FinTech Wales and AI Wales have launched a joint AI Hub, a free-to-join forum designed to help Welsh businesses move from AI curiosity to working deployments. The Hub connects FinTech Wales members — including Starling Bank, Aviva, Mastercard and Barclays — with AI Wales’s 2,200 practitioners across Cardiff, Swansea and North Wales.

What the partnership delivers

The Hub is open to any Welsh organisation regardless of sector or membership, and positions itself as a unified policy voice at both Welsh and UK government levels. Its first activity is a series of Pathfinder Workshops — in-person sector-focused sessions starting with call centre operations, delivered by Cardiff-based Cavefish AI.

Sophia Wu, head of marketing at FinTech Wales, framed the initiative as ensuring Wales “builds and scales AI innovation from within” rather than simply importing it. Jaymie Thomas, founder of AI Wales, said the Hub provides a “dedicated platform where any business in Wales can access this collective expertise via our AI Centre of Excellence”.

Regional context

Wales is competing for AI investment against much louder regional pitches — the Manchester Digital Campus approved this week will bring 8,800 civil servants into a single digital hub, and Scotland has its own cluster plays. The FinTech Wales proposition leans on an existing anchor: Cardiff already hosts the headquarters of Starling Bank, Admiral and Principality Building Society, along with price comparison giants Go.Compare and Confused.com, giving the ecosystem a genuine financial services base to build on.

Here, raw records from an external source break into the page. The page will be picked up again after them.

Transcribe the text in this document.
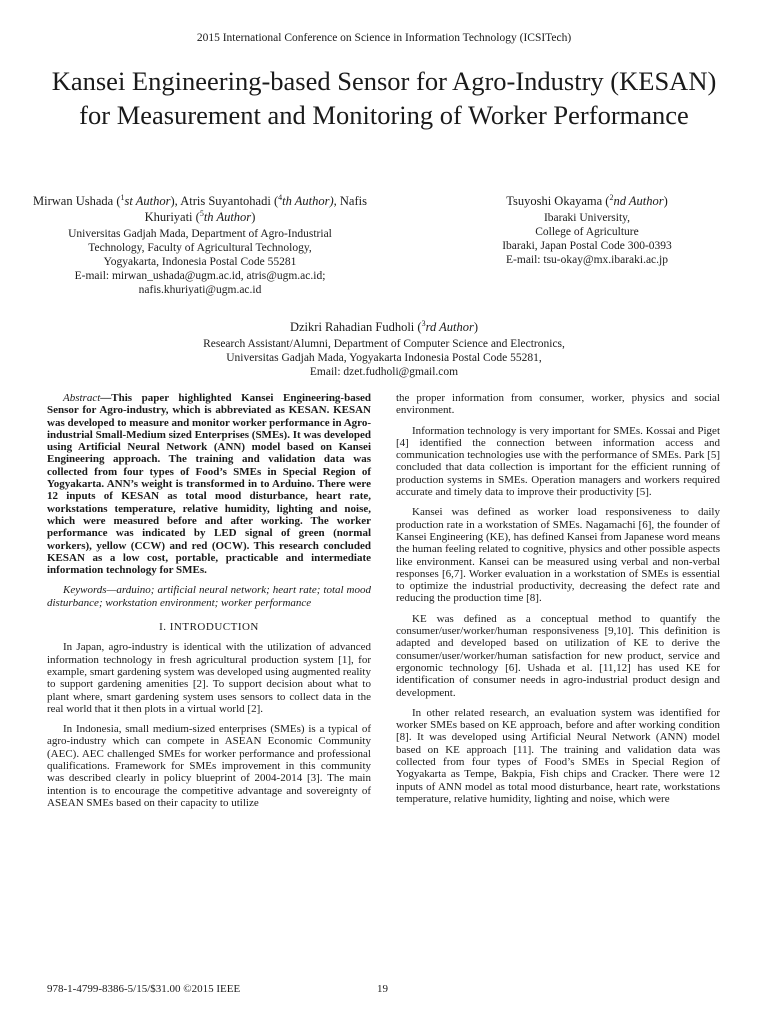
2015 International Conference on Science in Information Technology (ICSITech)
Kansei Engineering-based Sensor for Agro-Industry (KESAN) for Measurement and Monitoring of Worker Performance
Mirwan Ushada ($^1$st Author), Atris Suyantohadi ($^4$th Author), Nafis Khuriyati ($^5$th Author)
Universitas Gadjah Mada, Department of Agro-Industrial
Technology, Faculty of Agricultural Technology,
Yogyakarta, Indonesia Postal Code 55281
E-mail: mirwan_ushada@ugm.ac.id, atris@ugm.ac.id;
nafis.khuriyati@ugm.ac.id
Tsuyoshi Okayama ($^2$nd Author)
Ibaraki University,
College of Agriculture
Ibaraki, Japan Postal Code 300-0393
E-mail: tsu-okay@mx.ibaraki.ac.jp
Dzikri Rahadian Fudholi ($^3$rd Author)
Research Assistant/Alumni, Department of Computer Science and Electronics,
Universitas Gadjah Mada, Yogyakarta Indonesia Postal Code 55281,
Email: dzet.fudholi@gmail.com

Abstract—This paper highlighted Kansei Engineering-based Sensor for Agro-industry, which is abbreviated as KESAN. KESAN was developed to measure and monitor worker performance in Agro-industrial Small-Medium sized Enterprises (SMEs). It was developed using Artificial Neural Network (ANN) model based on Kansei Engineering approach. The training and validation data was collected from four types of Food’s SMEs in Special Region of Yogyakarta. ANN’s weight is transformed in to Arduino. There were 12 inputs of KESAN as total mood disturbance, heart rate, workstations temperature, relative humidity, lighting and noise, which were measured before and after working. The worker performance was indicated by LED signal of green (normal workers), yellow (CCW) and red (OCW). This research concluded KESAN as a low cost, portable, practicable and intermediate information technology for SMEs.

Keywords—arduino; artificial neural network; heart rate; total mood disturbance; workstation environment; worker performance

I. INTRODUCTION

In Japan, agro-industry is identical with the utilization of advanced information technology in fresh agricultural production system [1], for example, smart gardening system was developed using augmented reality to support gardening amenities [2]. To support decision about what to plant where, smart gardening system uses sensors to collect data in the real world that it then plots in a virtual world [2].

In Indonesia, small medium-sized enterprises (SMEs) is a typical of agro-industry which can compete in ASEAN Economic Community (AEC). AEC challenged SMEs for worker performance and professional qualifications. Framework for SMEs improvement in this community was described clearly in policy blueprint of 2004-2014 [3]. The main intention is to encourage the competitive advantage and sovereignty of ASEAN SMEs based on their capacity to utilize

the proper information from consumer, worker, physics and social environment.

Information technology is very important for SMEs. Kossai and Piget [4] identified the connection between information access and communication technologies use with the performance of SMEs. Park [5] concluded that data collection is important for the efficient running of production systems in SMEs. Operation managers and workers required accurate and timely data to improve their productivity [5].

Kansei was defined as worker load responsiveness to daily production rate in a workstation of SMEs. Nagamachi [6], the founder of Kansei Engineering (KE), has defined Kansei from Japanese word means the human feeling related to cognitive, physics and other possible aspects like environment. Kansei can be measured using verbal and non-verbal responses [6,7]. Worker evaluation in a workstation of SMEs is essential to optimize the industrial productivity, decreasing the defect rate and reducing the production time [8].

KE was defined as a conceptual method to quantify the consumer/user/worker/human responsiveness [9,10]. This definition is adapted and developed based on utilization of KE to derive the consumer/user/worker/human satisfaction for new product, service and ergonomic technology [6]. Ushada et al. [11,12] has used KE for identification of consumer needs in agro-industrial product design and development.

In other related research, an evaluation system was identified for worker SMEs based on KE approach, before and after working condition [8]. It was developed using Artificial Neural Network (ANN) model based on KE approach [11]. The training and validation data was collected from four types of Food’s SMEs in Special Region of Yogyakarta as Tempe, Bakpia, Fish chips and Cracker. There were 12 inputs of ANN model as total mood disturbance, heart rate, workstations temperature, relative humidity, lighting and noise, which were

978-1-4799-8386-5/15/$31.00 ©2015 IEEE	19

For Welsh SMEs in particular, the free tier matters. Most regional AI adoption programmes attach a membership fee that filters out the smaller firms they claim to serve. Pairing this with Cavefish’s focus on emotional risk in call centres — a domain where Welsh contact centre employment is significant — gives the Hub an unusually concrete first deliverable.

Looking forward

The test will be whether Pathfinder Workshops produce shareable case studies inside six months. Previous regional AI initiatives have struggled to show adoption beyond the founding cohort. If the Hub converts its existing fintech relationships into documented SME deployments, it becomes a replicable template; if it stays a networking forum, it joins a crowded field.